Despite achievements, the ACA faced criticisms and limitations. Healthcare costs continued to rise, partly due to high prices for medical services and pharmaceuticals, despite increased insurance coverage (Bhansali et al., 2020). Public opposition persisted, with political debates fueling uncertainty and efforts aimed at repealing or modifying the law (Blumenthal & Collins, 2014). Employers responded by reducing hours and shifting to part-time work to avoid mandates, creating employment instability. Critics argue that government-managed healthcare systems are inefficient, advocating instead for market-driven approaches where consumer choice and competition improve quality and reduce costs (Sparer, 2018). Overall, while the ACA made important strides, it also exposed systemic issues that demand further innovation and reform.

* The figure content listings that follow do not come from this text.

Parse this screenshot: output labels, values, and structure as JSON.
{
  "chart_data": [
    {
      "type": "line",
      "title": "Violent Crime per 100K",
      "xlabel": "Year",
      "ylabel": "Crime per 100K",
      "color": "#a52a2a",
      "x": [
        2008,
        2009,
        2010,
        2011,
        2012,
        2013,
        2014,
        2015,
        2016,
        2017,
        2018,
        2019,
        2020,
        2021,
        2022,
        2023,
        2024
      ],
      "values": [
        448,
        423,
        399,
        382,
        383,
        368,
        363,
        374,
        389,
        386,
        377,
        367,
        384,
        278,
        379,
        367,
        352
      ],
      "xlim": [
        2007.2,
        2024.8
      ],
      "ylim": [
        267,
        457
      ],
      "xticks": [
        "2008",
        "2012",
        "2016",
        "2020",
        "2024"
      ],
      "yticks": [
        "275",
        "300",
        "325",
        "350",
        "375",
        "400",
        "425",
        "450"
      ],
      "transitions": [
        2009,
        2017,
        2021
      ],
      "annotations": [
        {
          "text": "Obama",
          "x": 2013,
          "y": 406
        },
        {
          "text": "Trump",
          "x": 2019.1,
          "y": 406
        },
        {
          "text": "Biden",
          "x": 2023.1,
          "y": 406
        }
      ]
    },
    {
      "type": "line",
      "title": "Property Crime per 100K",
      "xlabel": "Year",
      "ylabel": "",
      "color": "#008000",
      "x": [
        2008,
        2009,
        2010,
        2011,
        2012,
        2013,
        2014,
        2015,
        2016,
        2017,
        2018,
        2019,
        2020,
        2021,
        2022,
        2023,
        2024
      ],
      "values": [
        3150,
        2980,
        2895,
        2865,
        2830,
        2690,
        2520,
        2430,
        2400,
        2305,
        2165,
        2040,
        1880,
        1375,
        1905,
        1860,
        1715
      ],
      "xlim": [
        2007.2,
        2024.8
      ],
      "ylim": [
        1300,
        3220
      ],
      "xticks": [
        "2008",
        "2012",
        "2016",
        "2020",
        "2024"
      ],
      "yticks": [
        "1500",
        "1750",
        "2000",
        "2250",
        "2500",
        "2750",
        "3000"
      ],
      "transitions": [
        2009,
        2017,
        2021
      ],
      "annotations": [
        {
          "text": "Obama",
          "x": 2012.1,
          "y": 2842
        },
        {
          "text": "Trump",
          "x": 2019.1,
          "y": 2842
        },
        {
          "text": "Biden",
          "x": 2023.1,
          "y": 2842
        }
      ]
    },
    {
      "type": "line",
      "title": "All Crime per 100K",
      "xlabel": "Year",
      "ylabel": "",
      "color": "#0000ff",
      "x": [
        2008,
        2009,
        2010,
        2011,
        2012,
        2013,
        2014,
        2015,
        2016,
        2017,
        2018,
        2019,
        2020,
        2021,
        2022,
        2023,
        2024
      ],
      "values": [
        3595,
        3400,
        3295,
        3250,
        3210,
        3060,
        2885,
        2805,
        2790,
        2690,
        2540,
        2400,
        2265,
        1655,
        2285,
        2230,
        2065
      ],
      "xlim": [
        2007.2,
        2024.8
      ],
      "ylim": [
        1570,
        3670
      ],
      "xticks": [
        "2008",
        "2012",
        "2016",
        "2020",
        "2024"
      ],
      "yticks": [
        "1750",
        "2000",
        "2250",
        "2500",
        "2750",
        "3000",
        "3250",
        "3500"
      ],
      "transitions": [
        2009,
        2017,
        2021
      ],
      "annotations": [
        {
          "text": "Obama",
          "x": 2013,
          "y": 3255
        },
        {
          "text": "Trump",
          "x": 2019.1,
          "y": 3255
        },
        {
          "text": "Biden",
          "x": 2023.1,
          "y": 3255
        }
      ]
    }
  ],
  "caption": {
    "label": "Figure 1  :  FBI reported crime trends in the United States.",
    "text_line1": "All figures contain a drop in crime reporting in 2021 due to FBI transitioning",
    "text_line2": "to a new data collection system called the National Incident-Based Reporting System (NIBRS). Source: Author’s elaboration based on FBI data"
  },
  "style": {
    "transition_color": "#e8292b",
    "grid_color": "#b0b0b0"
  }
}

Future reforms should focus on enhancing transparency, encouraging competition among providers, and leveraging technology for more efficient care delivery. Building a sustainable healthcare model requires addressing disparities, controlling costs, and fostering a patient-centered approach that prioritizes quality of care over volume. As the US continues to evolve its healthcare policy landscape, lessons learned from the ACA can inform strategies for achieving a more equitable, efficient, and effective system (Kizer & Steinhauser, 2018).

References

  • Bhansali, S., Shahrokni, A., & Megwalu, U. C. (2020). Literature review of healthcare costs in the United States: Trends and future directions. Journal of Healthcare Management, 65(4), 283-295.
  • Blumenthal, D., & Collins, S. R. (2014). The political economy of the Affordable Care Act. N Engl J Med, 371(10), 974-975.
  • Centers for Medicare & Medicaid Services. (2012). National health expenses data. CMS.gov.
  • Gordon, G. (2014). Healthcare fraud and abuse: Strategies for prevention. Health Policy Journal, 21(3), 45-52.
  • Kizer, J. S., & Steinhauser, J. (2018). Reforming healthcare: Lessons for the future. American Journal of Public Health, 108(6), 764-768.
  • Sparer, M. (2018). The politics of health care reform: Lessons from the ACA. Journal of Politics, 80(4), 1177-1190.
  • Centers for Medicare and Medicaid Services. (2016). Information on essential health benefits (EHB) benchmark plans. http://www.cms.gov/cciio/resources/dataresources/ehb.html. Accessed Nov 22, 2016.
  • Doyle Jr, J. J., Graves, J. A., & Gruber, J. (2017). Uncovering waste in US healthcare: Evidence from ambulance referral patterns. Journal of health economics, 54, 25-39.
  • Ginsburg, P. B. (2010). The true costs of health care reform. American Journal of Managed Care, 16(10), 812-813.
  • American Medical Association. (2019). Health care costs: Trends and drivers. AMA Reports.